Mitch Cullin is lucky that he was able to work with a character from long ago, before recent changes to U.S. copyright law extended copyright almost indefinitely. No one could seriously dispute that Holmes is a deeply embedded element of our culture, but it's only the result of good timing that he's not recent enough to be fully protected by copyright law and thus unavailable to someone like Cullin, who is far more interested in what Holmes can bring him as a character than what Holmes can bring him as a property.
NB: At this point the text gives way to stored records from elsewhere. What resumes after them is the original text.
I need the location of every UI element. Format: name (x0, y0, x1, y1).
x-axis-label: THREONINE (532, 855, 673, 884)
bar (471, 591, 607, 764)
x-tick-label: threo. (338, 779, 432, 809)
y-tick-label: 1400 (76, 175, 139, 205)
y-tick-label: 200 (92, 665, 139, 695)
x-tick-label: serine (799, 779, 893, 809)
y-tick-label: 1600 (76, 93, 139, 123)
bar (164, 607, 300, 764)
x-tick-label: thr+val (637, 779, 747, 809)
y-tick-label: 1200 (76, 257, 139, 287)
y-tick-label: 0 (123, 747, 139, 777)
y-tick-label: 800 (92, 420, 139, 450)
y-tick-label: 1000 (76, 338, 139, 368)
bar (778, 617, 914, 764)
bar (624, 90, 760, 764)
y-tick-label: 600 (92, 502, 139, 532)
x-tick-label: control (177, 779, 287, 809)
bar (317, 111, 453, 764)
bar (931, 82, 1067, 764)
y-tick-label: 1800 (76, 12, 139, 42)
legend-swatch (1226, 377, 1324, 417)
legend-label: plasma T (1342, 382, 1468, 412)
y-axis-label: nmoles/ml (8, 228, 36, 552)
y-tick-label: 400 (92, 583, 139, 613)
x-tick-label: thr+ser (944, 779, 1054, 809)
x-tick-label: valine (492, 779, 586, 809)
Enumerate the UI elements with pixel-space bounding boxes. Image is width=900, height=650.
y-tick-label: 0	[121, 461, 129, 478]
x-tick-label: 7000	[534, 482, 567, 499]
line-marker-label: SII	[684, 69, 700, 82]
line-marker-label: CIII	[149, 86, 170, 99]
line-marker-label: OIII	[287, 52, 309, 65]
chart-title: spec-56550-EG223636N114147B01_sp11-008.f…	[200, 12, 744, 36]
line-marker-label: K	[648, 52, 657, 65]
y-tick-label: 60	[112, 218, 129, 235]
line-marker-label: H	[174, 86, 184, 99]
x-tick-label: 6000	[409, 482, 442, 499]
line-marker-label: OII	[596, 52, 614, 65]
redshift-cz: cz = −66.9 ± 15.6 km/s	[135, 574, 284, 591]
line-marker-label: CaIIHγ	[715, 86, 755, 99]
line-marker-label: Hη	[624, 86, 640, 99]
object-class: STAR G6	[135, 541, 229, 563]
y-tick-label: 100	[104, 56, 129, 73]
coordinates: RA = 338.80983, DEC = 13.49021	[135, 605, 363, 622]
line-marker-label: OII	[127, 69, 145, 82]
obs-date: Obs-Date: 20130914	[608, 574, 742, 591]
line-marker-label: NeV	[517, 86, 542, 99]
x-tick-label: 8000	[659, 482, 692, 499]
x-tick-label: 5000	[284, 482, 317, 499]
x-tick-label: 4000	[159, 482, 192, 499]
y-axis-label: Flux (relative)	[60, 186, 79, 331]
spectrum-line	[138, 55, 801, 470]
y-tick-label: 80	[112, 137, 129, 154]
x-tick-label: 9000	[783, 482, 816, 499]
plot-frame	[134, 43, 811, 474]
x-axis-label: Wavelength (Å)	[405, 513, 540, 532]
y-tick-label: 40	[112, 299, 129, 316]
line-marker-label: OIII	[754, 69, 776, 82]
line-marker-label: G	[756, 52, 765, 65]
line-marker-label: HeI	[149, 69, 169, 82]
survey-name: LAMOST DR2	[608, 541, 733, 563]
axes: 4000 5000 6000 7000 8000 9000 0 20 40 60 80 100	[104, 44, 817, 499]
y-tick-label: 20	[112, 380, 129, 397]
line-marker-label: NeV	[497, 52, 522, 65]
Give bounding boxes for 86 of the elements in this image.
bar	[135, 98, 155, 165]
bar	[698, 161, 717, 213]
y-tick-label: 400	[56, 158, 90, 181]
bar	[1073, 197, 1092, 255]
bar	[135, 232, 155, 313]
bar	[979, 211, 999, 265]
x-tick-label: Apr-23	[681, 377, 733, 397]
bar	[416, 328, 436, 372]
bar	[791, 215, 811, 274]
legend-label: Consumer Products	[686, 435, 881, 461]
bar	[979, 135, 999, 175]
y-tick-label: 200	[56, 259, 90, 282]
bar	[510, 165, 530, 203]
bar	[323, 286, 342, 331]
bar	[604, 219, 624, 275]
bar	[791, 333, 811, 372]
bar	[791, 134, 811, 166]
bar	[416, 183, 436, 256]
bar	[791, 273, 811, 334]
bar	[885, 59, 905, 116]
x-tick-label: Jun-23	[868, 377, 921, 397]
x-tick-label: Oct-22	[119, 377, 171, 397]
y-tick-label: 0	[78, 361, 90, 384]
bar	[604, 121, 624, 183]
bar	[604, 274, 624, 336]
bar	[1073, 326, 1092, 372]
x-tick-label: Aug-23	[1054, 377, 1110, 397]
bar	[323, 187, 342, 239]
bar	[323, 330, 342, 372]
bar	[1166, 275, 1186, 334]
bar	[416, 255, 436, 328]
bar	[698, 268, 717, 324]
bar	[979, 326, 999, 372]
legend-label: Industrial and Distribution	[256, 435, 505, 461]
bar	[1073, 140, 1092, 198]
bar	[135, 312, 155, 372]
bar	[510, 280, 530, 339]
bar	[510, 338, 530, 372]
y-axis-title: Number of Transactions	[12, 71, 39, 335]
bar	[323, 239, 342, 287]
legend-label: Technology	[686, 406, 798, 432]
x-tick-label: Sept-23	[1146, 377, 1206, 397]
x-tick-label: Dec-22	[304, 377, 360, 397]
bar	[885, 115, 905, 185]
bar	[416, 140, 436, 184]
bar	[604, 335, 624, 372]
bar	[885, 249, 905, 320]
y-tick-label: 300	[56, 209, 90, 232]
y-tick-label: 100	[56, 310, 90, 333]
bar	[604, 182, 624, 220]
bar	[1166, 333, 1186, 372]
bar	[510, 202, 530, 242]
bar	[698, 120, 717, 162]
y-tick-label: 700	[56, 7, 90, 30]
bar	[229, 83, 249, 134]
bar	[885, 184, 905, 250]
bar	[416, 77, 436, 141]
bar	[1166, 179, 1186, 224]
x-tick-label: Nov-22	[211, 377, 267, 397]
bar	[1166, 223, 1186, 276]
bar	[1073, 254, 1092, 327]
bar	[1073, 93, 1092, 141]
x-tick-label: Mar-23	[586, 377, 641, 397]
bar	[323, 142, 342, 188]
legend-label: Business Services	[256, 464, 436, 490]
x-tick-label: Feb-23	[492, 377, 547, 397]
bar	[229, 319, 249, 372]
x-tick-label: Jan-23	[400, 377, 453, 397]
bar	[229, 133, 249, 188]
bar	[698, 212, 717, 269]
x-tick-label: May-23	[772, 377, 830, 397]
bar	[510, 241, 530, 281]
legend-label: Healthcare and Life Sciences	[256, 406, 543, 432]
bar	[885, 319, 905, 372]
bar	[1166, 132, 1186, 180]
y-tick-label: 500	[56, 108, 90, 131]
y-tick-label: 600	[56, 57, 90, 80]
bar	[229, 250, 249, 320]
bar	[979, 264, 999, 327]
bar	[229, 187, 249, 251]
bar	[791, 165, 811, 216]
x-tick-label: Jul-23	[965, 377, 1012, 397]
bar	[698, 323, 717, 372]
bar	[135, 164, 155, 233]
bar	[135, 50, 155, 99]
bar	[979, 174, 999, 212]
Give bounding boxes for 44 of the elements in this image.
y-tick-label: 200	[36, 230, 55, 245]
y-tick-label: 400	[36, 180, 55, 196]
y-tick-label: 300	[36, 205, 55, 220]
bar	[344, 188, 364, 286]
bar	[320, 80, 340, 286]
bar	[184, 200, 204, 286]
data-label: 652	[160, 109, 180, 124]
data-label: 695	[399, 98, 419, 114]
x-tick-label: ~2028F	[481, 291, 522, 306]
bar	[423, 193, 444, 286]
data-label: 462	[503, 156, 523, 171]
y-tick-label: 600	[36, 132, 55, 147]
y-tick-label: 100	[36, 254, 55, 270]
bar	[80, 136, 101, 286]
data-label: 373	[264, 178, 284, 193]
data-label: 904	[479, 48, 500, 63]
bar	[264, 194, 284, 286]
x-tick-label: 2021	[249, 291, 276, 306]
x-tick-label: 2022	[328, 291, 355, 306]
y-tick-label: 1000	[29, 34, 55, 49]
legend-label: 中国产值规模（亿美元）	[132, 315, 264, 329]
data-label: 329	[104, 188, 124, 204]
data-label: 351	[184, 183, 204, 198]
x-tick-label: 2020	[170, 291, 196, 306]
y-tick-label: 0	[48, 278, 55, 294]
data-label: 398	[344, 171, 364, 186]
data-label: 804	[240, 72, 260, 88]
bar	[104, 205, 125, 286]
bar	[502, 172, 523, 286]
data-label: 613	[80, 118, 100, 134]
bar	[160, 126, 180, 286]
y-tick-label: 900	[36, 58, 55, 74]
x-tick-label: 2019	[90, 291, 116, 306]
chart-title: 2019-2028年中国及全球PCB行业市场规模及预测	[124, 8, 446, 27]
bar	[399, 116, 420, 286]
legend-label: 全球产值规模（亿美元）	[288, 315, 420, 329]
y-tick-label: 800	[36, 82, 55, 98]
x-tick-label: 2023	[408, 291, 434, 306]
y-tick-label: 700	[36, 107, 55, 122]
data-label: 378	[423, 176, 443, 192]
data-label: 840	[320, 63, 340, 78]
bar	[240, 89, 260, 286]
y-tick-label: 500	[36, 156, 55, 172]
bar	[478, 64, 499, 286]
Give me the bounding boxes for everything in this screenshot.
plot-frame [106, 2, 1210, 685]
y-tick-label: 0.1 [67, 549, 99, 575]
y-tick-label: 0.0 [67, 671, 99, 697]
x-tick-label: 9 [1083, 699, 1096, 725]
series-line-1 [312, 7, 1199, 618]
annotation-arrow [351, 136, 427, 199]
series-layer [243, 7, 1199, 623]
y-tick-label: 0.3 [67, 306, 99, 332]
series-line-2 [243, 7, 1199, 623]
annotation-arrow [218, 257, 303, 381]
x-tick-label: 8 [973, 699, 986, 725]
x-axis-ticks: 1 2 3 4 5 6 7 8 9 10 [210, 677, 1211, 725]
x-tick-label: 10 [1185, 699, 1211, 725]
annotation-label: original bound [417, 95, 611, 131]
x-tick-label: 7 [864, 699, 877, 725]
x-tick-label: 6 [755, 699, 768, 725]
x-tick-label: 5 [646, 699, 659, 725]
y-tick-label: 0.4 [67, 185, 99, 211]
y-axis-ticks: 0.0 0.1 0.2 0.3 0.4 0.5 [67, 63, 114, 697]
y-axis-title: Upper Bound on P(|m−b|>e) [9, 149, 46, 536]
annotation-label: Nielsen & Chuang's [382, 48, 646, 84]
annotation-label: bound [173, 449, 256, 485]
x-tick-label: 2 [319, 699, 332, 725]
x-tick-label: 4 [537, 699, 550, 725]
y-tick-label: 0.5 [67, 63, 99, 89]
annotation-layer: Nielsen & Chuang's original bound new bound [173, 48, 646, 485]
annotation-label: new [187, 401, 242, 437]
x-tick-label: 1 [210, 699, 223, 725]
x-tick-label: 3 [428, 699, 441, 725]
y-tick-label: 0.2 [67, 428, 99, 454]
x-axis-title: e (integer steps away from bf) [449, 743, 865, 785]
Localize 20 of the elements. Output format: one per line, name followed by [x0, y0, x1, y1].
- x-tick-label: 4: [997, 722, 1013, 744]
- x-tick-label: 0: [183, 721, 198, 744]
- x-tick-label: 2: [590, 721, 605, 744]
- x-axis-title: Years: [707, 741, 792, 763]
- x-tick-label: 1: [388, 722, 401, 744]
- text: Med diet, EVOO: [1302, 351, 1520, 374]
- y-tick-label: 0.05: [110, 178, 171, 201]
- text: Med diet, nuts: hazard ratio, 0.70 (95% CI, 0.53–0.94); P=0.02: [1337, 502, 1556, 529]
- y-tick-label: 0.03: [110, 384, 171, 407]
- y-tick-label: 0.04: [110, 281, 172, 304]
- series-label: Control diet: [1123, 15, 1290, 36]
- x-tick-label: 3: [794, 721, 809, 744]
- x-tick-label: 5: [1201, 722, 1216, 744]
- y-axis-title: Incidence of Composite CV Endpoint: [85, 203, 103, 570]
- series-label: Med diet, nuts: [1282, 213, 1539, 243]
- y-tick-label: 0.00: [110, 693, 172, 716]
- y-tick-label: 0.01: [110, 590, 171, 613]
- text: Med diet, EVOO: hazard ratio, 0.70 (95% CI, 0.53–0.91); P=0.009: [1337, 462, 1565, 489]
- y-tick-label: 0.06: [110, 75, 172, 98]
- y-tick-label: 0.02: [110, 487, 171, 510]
Yet, due to what I clearly see as congressional malfeasance (through kowtowing to the intellectual property lobby) other, similar characters will, under current law, more or less never become available for later creators to appropriate. Mickey Mouse, for all his . . . boringness . . . could possibly inspire artists working outside the aegis of Disney. But he won't be available. Odysseus, sure. Holden Caulfield, no. Is there sense in that, once Salinger's dead? The Supreme Court has more or less said that current law, though constitutional, is dumb. The U.S. Constitution provides Congress the power to:
promote the Progress of Science and useful Arts, by securing for limited Times to Authors and Inventors the exclusive Right to their respective Writings and Discoveries.I'll be very surprised if anyone can mount a credible argument that copyright lasting well beyond the creator's lifetime is a real inducement to the progress of Science and useful Arts.
Though I know arguments can be adduced in favor of heirs sharing in the bounty created by their ancestors, and for creators having control over their properties, I'm far more easily swayed by the argument that we all, having as a society lavished more than a hundred years of attention on Holmes and Watson, have at least as much claim on them as a long-dead Conan Doyle. They have, regardlesss of Conan Doyle's wishes, become a common property; the fact that only the happenstance of copyright law enables us to use them is of no matter. Luke Skywalker should, within my lifetime, be equally available, though there's almost no chance he will be.
That said, this has pushed me to think more seriously about something I've long meant to do. As soon as I can figure out how to manage it within Blogspot—or as soon as I can figure out how to move this blog to a more congenial site—I'll begin producing this site under a Creative Commmons license. The decision is one of principle, not of effect; after all, no one is clamoring to reproduce my posts. But I agree fundamentally with what Lawrence Lessig and his compatriots are pushing with Creative Commonns, so I should join them. Soon I will.